Les bases de l’union

Pour toutes ces raisons, les années à venir sont chargées de menaces. Mais en même temps qu’ils risquent de désagréger la société réunionnaise, les éléments de crise apportent aussi les bases d’une union possible. Le président de la Région a tracé les contours d’une large union entre les mal-logés, les 52% de Réunionnais qui vivent en dessous du seuil de pauvreté, les salariés du BTP, les planteurs... Les conditions existent pour unir l’ensemble des Réunionnais. « ... Qu’ils parlent d’une même voix et s’entendent sur une même plateforme », exhorte-t-il. Les bases de l’union sont dans la crise présente... pour peu que les politiques en prennent conscience.

Limiter les dégâts

Le tableau peut paraître sombre.

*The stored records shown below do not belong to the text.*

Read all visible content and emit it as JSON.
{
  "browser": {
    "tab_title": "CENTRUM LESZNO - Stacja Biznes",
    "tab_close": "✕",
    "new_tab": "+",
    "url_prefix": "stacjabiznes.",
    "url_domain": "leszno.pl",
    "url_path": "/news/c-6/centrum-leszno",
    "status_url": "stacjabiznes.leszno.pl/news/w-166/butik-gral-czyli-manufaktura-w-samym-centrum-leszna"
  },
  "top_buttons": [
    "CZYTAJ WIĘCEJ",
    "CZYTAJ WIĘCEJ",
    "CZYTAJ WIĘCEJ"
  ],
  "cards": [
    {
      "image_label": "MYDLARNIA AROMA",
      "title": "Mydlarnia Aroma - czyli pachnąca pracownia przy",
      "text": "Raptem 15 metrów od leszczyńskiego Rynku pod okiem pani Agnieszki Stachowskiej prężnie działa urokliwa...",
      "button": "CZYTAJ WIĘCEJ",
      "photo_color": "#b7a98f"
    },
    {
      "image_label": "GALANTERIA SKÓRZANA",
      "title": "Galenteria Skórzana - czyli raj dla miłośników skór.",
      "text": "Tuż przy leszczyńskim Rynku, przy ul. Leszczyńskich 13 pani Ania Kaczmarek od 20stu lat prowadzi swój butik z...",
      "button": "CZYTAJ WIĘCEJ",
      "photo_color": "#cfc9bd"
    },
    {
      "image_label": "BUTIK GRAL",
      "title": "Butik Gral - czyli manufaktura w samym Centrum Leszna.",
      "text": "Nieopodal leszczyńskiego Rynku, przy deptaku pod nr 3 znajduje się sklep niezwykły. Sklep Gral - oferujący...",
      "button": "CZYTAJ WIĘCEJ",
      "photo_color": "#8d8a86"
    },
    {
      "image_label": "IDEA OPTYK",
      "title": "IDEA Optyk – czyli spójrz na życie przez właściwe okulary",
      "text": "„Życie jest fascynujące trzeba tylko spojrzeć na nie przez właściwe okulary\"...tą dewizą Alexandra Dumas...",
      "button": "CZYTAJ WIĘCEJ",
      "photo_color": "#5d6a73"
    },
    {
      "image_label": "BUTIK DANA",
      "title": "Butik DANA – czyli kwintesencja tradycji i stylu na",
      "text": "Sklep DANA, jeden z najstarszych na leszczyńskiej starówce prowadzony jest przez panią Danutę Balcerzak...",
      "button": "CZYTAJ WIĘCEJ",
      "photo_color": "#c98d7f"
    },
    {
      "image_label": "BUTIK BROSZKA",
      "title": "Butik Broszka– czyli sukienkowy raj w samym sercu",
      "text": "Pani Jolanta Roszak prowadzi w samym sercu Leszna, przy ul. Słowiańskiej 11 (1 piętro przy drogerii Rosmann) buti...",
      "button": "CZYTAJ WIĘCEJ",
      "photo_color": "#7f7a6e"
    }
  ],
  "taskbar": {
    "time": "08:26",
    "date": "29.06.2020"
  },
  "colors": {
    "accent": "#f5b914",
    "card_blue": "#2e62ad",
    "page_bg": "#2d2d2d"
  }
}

Le contexte mondial est lourd de rendez-vous qui s’annoncent « catastrophiques ». Alors sans doute les protestations de La Réunion « ne calmeront pas la crise financière aux Etats-Unis », mais la question que pose Paul Vergès, en fonction de ces “dures réalités durables” est : « Que proposons-nous pour maintenir le travail dans l’île ? ».
« Il est possible de limiter les dégâts et de maintenir une voie ouverte », mais ceci ne sera réellement efficace que si La Réunion fait entendre une voix unie.
Au monde social et politique, Paul Vergès lance aussi un appel pressant à sortir des luttes corporatistes, à prendre en compte « l’aggravation dans tous les domaines » avec leurs conséquences.
« Montrons que les Réunionnais sont capables de faire face à un danger et d’élaborer des solutions crédibles, pour limiter au maximum les dégâts », tel a été le fil conducteur de « l’alerte » donnée hier par le président de Région.

P. David


Les Accords de Partenariat Économique (APE) :

Quelle place pour La Réunion ?

Lors de la rencontre de Bruxelles, cette semaine, entre le Commissaire Louis Michel et les représentants de l’Union africaine et des regroupements régionaux, un accord s’est dessiné pour une signature « au plus tard le 31 décembre 2009 ». C’est dans quinze mois, avertit le président de Région. « Dans cet accord, s’il est signé, quelle est la part de La Réunion ? Serons-nous un îlot totalement isolé dans un processus d’intégration économique entre les pays de la SADC et les îles de l’océan Indien ? ».
Autant de raisons supplémentaires pour mettre en œuvre des solutions de remplacement de l’Octroi de mer, ainsi que des dispositifs douaniers adéquats.


Emploi :

Des emplois aidés aux emplois pérennes

En tenant compte des perspectives démographiques - qui vont notamment faire passer la population active de l’île de 300.000 personnes actuellement à 440.000 en 2025-2030 -, les problématiques de l’emploi sont parmi les plus difficiles à résoudre. Avec environ 30% de la population sans travail, et près de la moitié de la population vivant sous le seuil de pauvreté, il faut « des mesures provisoires » pour régler ce problème, souligne Paul Vergès, en rappelant que c’est la justification à donner au maintien des emplois aidés. En sachant que cela ne peut être que provisoire et que, dans le même temps, les conditions sont créées pour que des emplois pérennes prennent, d’année en année, une part grandissante.
La politique des énergies renouvelables portée par la Région va dans ce sens. L’inauguration, hier matin encore, d’une centrale photovoltaïque (1,25 MW) est la promesse sûre de très nombreux emplois. Et l’ensemble des projets pour notre île, dans ce domaine, offre des perspectives considérables. Y compris pour les travailleurs actuellement acculés à des emplois aidés - au RSA notamment -, mais qui pourraient trouver un débouché vers un emploi pérenne dans le secteur des énergies renouvelables ou des services à la personne... « Il faut trouver les possibilités d’adaptation des dispositions législatives françaises à la spécificité de La Réunion », a ajouté le président de Région.
Le Parc national des Hauts, le Parc marin, toutes ces créations qui font citer La Réunion en exemple ont besoin des Réunionnais pour fonctionner. Ce sont autant de perspectives de formation et de débouchés vers des emplois dont l’utilité sociale est évidente.